Title and Current Positions
Mark Panek holds the title of Director; Analytical Development & Testing. He is currently working at Janssen Inc. as the Head of the bio-comparability committee in Malvern, Pennsylvania. Additionally, he serves as the Director of Analytical Development & Testing at Bristol-Myers Squibb in Princeton, New Jersey, working in the Syracuse, New York area.
Previous Experience
Mark Panek has a rich history in the pharmaceutical industry.
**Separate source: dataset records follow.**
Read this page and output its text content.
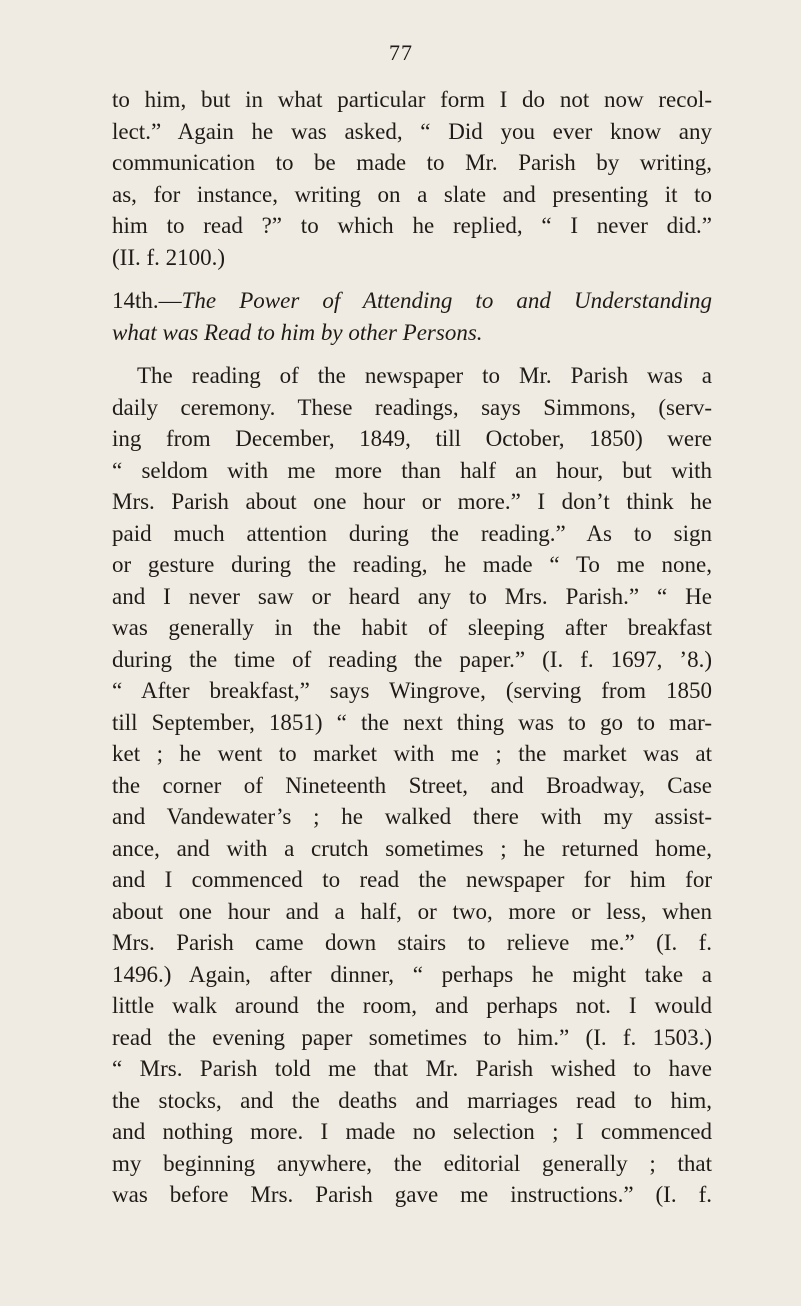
77
to him, but in what particular form I do not now recol-
lect.” Again he was asked, “ Did you ever know any
communication to be made to Mr. Parish by writing,
as, for instance, writing on a slate and presenting it to
him to read ?” to which he replied, “ I never did.”
(II. f. 2100.)
14th.—The Power of Attending to and Understanding
what was Read to him by other Persons.
The reading of the newspaper to Mr. Parish was a
daily ceremony. These readings, says Simmons, (serv-
ing from December, 1849, till October, 1850) were
“ seldom with me more than half an hour, but with
Mrs. Parish about one hour or more.” I don’t think he
paid much attention during the reading.” As to sign
or gesture during the reading, he made “ To me none,
and I never saw or heard any to Mrs. Parish.” “ He
was generally in the habit of sleeping after breakfast
during the time of reading the paper.” (I. f. 1697, ’8.)
“ After breakfast,” says Wingrove, (serving from 1850
till September, 1851) “ the next thing was to go to mar-
ket ; he went to market with me ; the market was at
the corner of Nineteenth Street, and Broadway, Case
and Vandewater’s ; he walked there with my assist-
ance, and with a crutch sometimes ; he returned home,
and I commenced to read the newspaper for him for
about one hour and a half, or two, more or less, when
Mrs. Parish came down stairs to relieve me.” (I. f.
1496.) Again, after dinner, “ perhaps he might take a
little walk around the room, and perhaps not. I would
read the evening paper sometimes to him.” (I. f. 1503.)
“ Mrs. Parish told me that Mr. Parish wished to have
the stocks, and the deaths and marriages read to him,
and nothing more. I made no selection ; I commenced
my beginning anywhere, the editorial generally ; that
was before Mrs. Parish gave me instructions.” (I. f.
He worked at Johnson & Johnson Pharmaceutical Research and Development as a Principal Scientist from 2010 to 2012. Before that, he held positions at Bioanalytical Characterization Pharmaceutical Development Centocor R & D: Principal Research Scientist from 2008 to 2010 and Senior Research Scientist from 2004 to 2008. His early career experience includes a role as Senior Project Scientist - Laboratory Technical Support at Merck MMD from 2000 to 2004.
Educational Background
Mark Panek completed his Ph.D. in Chemistry at Penn State University, studying from 1993 to 2000. Prior to that, he earned his B.S. in Chemistry from the University of North Carolina at Chapel Hill, where he studied from 1989 to 1993.
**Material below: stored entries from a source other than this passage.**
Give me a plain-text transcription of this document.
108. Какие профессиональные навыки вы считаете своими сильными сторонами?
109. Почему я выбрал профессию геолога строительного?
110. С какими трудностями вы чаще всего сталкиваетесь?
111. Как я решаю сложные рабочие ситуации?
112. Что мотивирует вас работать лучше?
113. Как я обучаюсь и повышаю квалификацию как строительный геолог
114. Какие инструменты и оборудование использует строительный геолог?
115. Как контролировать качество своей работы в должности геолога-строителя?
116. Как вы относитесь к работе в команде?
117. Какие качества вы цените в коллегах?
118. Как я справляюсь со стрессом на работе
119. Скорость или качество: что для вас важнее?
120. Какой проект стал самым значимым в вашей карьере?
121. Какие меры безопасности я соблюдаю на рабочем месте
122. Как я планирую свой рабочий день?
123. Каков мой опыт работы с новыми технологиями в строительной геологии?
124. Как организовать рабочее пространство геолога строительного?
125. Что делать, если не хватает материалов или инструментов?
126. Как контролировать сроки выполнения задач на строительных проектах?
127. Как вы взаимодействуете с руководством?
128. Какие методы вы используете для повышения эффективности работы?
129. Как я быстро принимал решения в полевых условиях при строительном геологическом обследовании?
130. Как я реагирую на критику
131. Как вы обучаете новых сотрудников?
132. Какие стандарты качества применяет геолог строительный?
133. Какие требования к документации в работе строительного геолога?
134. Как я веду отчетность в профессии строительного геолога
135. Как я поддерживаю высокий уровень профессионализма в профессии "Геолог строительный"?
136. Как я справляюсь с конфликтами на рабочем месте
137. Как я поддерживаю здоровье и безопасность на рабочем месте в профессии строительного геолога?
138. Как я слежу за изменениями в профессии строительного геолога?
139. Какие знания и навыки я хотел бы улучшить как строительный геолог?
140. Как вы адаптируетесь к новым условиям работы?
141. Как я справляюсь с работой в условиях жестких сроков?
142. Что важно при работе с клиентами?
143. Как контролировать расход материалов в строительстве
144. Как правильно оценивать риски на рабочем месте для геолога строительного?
Expertise and Committee Leadership
Mark Panek has significant expertise in writing biologic licensing applications, marketing authorization applications, and investigational new drug applications. He directly interacts with health authorities, prepares responses to their questions, and writes briefing books for scientific advisory meetings. Panek leads a committee responsible for reviewing and approving comparability strategies for large molecule products at Janssen Inc.
Technical Knowledge and Skills
Mark Panek possesses a clear understanding of current Good Manufacturing Practices (cGMP), Good Laboratory Practices (GLP), and International Council for Harmonisation (ICH) guidelines. His expertise includes comparability, stability, process characterization, and process validation studies for protein therapeutic molecules.